Non sbagli. Ti confesso che, a parte un paio di giorni post campionato, non ho smesso di occuparmi di Padua&affini. C’è un lavoro “occulto” dietro tra telefoni e mail che non finisce mai... anzi, in estate aumenta.
Mi racconti come ti sei avvicinato al rugby?
Un mio amico giocava pilone sinistro nel Padua e mi stressava per venire al campo a vedere le partite. Iniziai a venire più per farlo contento che per vero interesse e le prime volte mi annoiavo anche perché non capivo nulla... Dopo un mese mi resi conto di essere andato ad una partita con 40 di febbre. Capii in quel di essermi ammalato di “rugbyte” e entrare nel Consiglio Direttivo della società.
Che cos’è fa sballare nello sport con la palla ovale?
Da quando mi sono avvicinato a questo sport ho sempre visto la mia squadra costretta a battersi con avversari più grandi e grossi.
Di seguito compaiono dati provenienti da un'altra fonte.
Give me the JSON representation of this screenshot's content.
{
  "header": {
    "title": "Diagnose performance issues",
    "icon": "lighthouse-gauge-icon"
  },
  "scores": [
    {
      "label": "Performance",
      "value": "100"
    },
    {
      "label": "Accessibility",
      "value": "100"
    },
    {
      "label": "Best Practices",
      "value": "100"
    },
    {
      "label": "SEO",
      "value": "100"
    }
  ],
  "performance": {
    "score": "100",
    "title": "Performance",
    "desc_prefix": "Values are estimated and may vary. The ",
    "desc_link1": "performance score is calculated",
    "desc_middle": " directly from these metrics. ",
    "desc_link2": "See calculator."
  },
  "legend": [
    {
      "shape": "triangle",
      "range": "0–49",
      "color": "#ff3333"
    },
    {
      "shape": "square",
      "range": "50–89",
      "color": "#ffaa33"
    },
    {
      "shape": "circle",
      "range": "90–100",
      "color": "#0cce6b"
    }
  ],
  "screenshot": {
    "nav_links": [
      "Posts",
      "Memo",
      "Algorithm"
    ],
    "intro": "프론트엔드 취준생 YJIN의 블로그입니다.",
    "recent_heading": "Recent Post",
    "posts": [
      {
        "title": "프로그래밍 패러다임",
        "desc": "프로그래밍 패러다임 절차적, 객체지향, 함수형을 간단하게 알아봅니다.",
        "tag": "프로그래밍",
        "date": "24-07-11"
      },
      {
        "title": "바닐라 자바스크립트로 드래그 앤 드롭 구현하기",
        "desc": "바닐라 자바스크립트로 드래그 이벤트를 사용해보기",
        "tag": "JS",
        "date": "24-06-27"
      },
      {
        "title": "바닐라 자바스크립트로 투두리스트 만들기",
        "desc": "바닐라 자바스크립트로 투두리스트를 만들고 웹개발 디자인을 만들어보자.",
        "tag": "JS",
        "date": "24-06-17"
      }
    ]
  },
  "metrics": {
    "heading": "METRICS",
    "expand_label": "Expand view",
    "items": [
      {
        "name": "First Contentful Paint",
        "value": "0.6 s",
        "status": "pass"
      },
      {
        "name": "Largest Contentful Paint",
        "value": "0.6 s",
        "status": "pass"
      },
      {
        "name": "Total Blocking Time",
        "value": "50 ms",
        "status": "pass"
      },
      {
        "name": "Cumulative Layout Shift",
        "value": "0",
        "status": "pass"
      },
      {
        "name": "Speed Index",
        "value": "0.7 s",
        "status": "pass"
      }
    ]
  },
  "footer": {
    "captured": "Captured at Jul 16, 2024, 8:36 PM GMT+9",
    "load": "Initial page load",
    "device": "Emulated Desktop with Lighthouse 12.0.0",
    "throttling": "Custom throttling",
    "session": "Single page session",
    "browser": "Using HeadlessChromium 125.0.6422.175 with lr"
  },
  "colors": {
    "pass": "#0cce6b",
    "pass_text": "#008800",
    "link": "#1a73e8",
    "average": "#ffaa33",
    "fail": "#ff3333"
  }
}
Questo fatto ci costringe a usare la testa e sfruttare a nostro favore l’altezza e il peso dei nostri avversari. E quando ti capita di guardare il rugby di alto livello, impazzisci nel vedere 9 geniali nani inventare e battere i più grossi di loro. È una cosa che mi manda in estasi.
Guardi solo il Padua o ti fai anche di altro? Quante volte a settimana?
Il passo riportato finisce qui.